Luna (adoptive mom) @ Life From Here: "The truth is, as hard as it might be for me sometimes, we’re doing this because we made a commitment — to ourselves, to our daughter and to her family of origin. Besides, however challenging it is for me, that is nothing compared to what our daughter may feel someday, or what her birth parents may feel when they don’t get to see her, or when they do."
Barely Sane (adoptive mom) @ Infertility Licks: "Things didn’t get easier, they got harder. I went at it with guns blazing, sending photos, making phone calls but I think the wounds were still too raw. Rather than accept it as a gentle process, I was like a rabid dog, forcing my way into their lives. MG’s first family pulled away and I was unsure what to do. I backed off and kept to our pre-arranged schedule of emails but I rarely got responses and almost never got answers to direct questions. I had no way of knowing whether or not I was sending too many pics, too few or if I was giving enough information or too little. I felt lost with no real knowledge of how to go about building a relationship on-line when it all felt so one sided. I began to wonder if they truly wanted openness and realized, we had never actually discussed what they wanted, we had all just nodded our heads to L’s lawyer and signed the standard agreement." Note: [A] bunch of my stuff is now PWP, including this latest OART. If anyone wants to read it, just fire me off an email and I'll happily pass it along.
A (adoptive mom) @ Not a Visitor: "I am never tempted to close our semi-open adoption, in fact I long for more contact and openness. Right now the communication is one way, from us to Z. It can feel like I am writing letters to nowhere."
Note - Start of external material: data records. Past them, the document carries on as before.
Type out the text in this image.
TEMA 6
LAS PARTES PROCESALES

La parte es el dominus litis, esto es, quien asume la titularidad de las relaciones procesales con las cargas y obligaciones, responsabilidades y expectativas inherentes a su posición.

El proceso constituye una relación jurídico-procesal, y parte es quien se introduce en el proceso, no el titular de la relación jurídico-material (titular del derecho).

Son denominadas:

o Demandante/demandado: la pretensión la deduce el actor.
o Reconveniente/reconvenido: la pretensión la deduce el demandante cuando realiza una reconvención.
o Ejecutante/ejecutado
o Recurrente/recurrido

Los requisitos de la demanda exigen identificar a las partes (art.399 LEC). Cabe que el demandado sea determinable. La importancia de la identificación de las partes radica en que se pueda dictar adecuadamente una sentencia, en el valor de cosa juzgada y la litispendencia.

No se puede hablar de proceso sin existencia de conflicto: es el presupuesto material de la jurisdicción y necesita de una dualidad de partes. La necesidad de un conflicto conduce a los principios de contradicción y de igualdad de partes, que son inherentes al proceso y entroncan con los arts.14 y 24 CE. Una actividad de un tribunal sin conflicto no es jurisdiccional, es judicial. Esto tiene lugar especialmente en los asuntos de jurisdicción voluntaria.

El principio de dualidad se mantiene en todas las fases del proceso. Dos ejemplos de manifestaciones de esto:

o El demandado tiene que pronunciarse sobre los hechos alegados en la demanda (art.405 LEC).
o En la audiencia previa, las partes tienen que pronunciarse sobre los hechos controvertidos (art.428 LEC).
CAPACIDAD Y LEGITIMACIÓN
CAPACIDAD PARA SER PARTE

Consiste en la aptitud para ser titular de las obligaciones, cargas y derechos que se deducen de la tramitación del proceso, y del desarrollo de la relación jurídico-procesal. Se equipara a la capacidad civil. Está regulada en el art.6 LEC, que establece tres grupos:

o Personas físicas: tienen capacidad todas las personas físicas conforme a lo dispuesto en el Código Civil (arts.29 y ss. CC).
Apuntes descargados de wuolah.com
Ritehere (first mom and adopted adult) @ It's all (w)rite here: "The way I approach OA is thinking back to all of the things I hated about being a child raised in a closed adoption. It sucked. Maybe for some it didn’t and other they just didn’t care. I take the memories and wishes I had as a child and am now hoping to be able to give those to Asher so he doesn’t grow up feeling the way I did."